There seems to be apps for every imaginable purpose.

At the same time, there are increasing reports in the media of situations where reliance on technology has resulted in harm.

This is often through the use of technology for a purpose other than what was intended, inherent design flaws, undisclosed technical limitations, and even vulnerabilities in the technology to cyber security attack.

Society’s expectation for safety is also increasing; there are various statutes that require the developers, operators, maintainers, and users to ensure (and be able to demonstrate) that the technology is safe, so far as is reasonably practicable.

It is not a defence for a software developer to claim ignorance of safety laws and relevant standards if the system that uses that software results in harm.

Due diligence requires knowledge, selection, and application of appropriate standards.

As evidenced by many media reports, the IT and to a lesser extent the OT (Operational Technology) industries are largely ignorant of the need for safety, especially in the existence of safety-related standards.

ACS and its national special interest group, the Australian Safety Critical Systems Association (aSCSa), have been contributing to the development of standards relating to technology safety since about 1997.

Both ACS and aSCSa have representatives on the Standards Australia Industrial Process Measurement, Control and Automation committee (IT-006 committee), the committee that participates in the International Electrotechnical Committees TC65 (Industrial Process Measurement and Control) and SC65A (Industrial Process Measurement and Control – System Aspects).

One of the standards in IT-006’s portfolio is IEC 61508.

IEC 61508 is a widely recognised and used as the international “baseline” standard (a source standard for many specific industry adaptations).

It is a standard consisting of seven parts, parts 1 to 4 being normative, parts 5 to 7 being guidance, that is referenced by industry regulators such as rail and the process industry.

IEC 61508 has been adopted by Standards Australia; the current Edition 2 was adopted in 2011.

Since the publication of Edition 2, technology has evolved to become more complex, necessitating an update to IEC 61508.

The application of technology in safety-related systems has moved from the ‘early adopters’ to now being widespread, resulting in a significant body of maturing knowledge on how to develop and apply this technology in applications that demand high integrity.

Examples extend from agile methodologies used in development, to the incorporation of complex semiconductors, the deployment of more autonomous systems, cyber security considerations, systems engineering and human factors, and reuse of ‘proven in use’ elements.

A committee draft version of IEC 61508 Edition 3 is expected July 2022, with the expectation of eventual publication in 2025.
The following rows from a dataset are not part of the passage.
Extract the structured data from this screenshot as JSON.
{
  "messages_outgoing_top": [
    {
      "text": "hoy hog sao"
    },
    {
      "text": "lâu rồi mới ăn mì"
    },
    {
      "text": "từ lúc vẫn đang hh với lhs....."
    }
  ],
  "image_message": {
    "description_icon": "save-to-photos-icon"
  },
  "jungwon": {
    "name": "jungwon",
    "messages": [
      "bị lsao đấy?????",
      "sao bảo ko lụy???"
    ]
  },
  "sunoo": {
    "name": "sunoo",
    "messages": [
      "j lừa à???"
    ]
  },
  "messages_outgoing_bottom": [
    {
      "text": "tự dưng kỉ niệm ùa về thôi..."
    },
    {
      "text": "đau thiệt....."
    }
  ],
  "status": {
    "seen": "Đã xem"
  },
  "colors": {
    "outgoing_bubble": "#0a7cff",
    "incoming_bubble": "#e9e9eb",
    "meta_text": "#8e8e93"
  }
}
IEC and Standards Australia have rules relating to the distribution of committee drafts:

“The committee draft (CD) is submitted to all IEC Members: those who participate actively in IEC work, and those who have observer status only (P- and O-members) for comment and approval.

This is the most important commenting stage. At this point, NCs (National Committees) are able to submit all their comments with a view of reaching a consensus on the technical content. Depending on each TC/SC, NCs have between 8 and 16 weeks to submit their comments.”

ACS and the aSCSa are represented on the Australian National Committee for IEC 61508.

George Nikandros is a representative to Standards Australia for ACS. His portfolio is IT-006 Industrial Process Measurement, Control and Management.